Lewis spoke to an NBA advance scout with "years" of experience who attended the Nets' game against the Indiana Pacers on Oct. 29 (three days before head coach Steve Nash was fired) and witnessed guard Kyrie Irving do something he had never seen in an NBA game before.

"On 10 separate occasions, Nash called a specific play and the scout watched Irving do something entirely different," Lewis wrote.

The scout said he was shocked by Irving's open defiance of his head coach.

"I couldn’t believe what I was seeing," the scout told Lewis. "Nash would call something, and he’d run the opposite. I’ve never seen anything like that."

The Nets lost that game to fall to 1-5 on the season, and Brooklyn parted ways with Nash on Nov. 1. Two days after that, the Nets suspended Irving for a reason completely unrelated to basketball, as Irving failed to "disavow antisemitism" after sharing a film filled with anti-Semitic tropes on his social media platform.

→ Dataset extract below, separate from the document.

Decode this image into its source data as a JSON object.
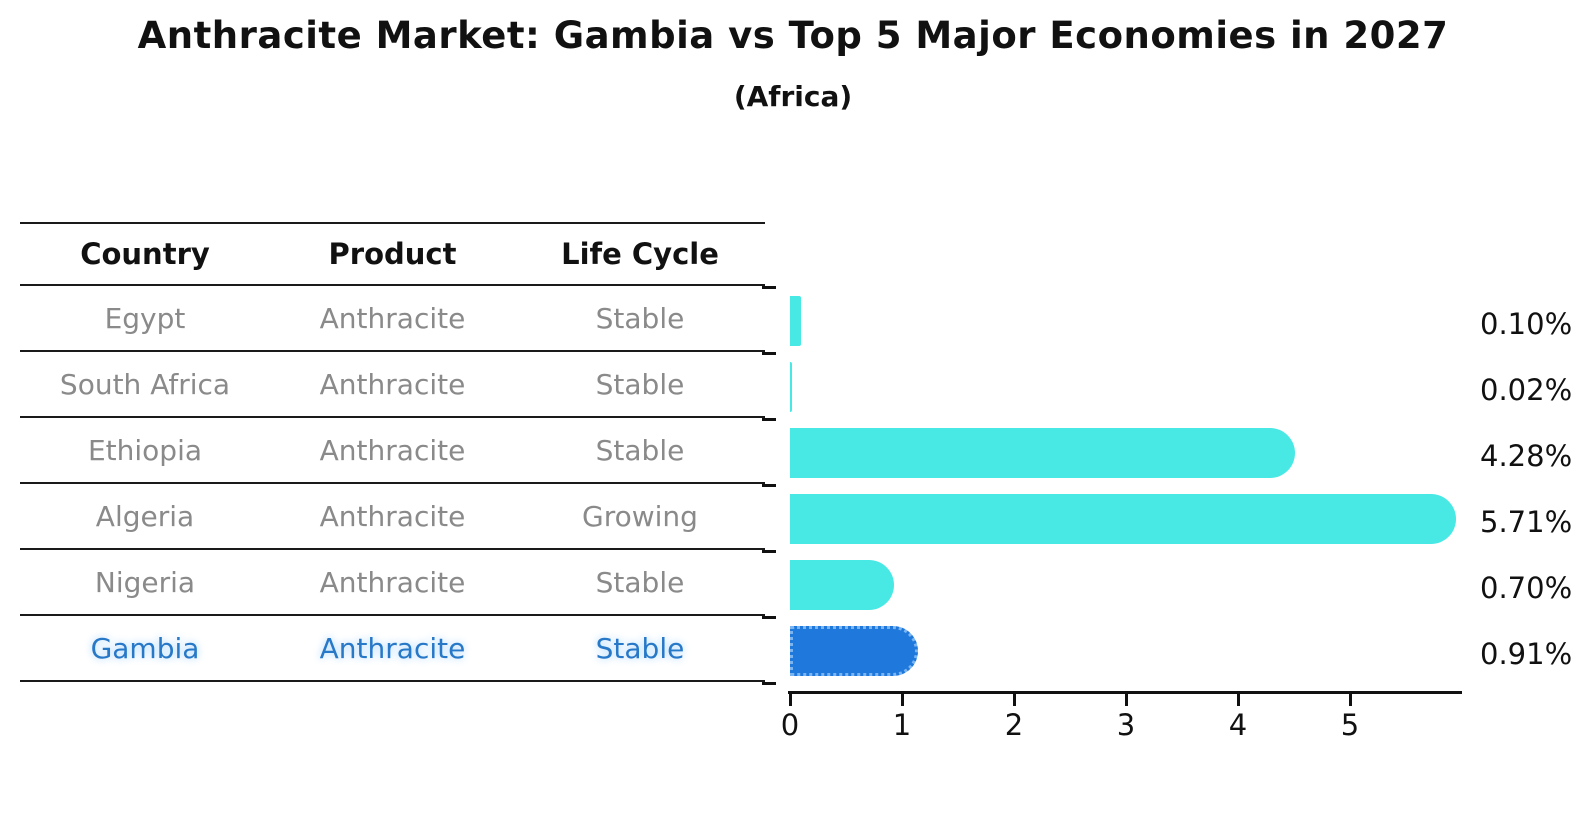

Irving remains suspended, and while his off-court actions are much more consequential than him blowing off Nash's play calls, it sounds like there was a clear disconnect between Irving's Nets and their head coach.

"A source close to the situation told The Post that Nash was 'technically the coach,' but that no matter what game plan he gave the Nets, 'they did whatever they wanted,'" Lewis wrote.

The Nets have won two of their last three games under interim head coach Jacque Vaughn, so perhaps a new voice will help them right the ship after a 4-7 start. (Brooklyn reportedly planned to hire suspended Boston Celtics head coach Ime Udoka to replace Nash but since has received pushback, per a report.)

But as fans of the Cleveland Cavaliers and Boston Celtics would tell you, this level of dysfunction has unfortunately become the standard for Irving, who has now had nine head coaches in 12 NBA seasons.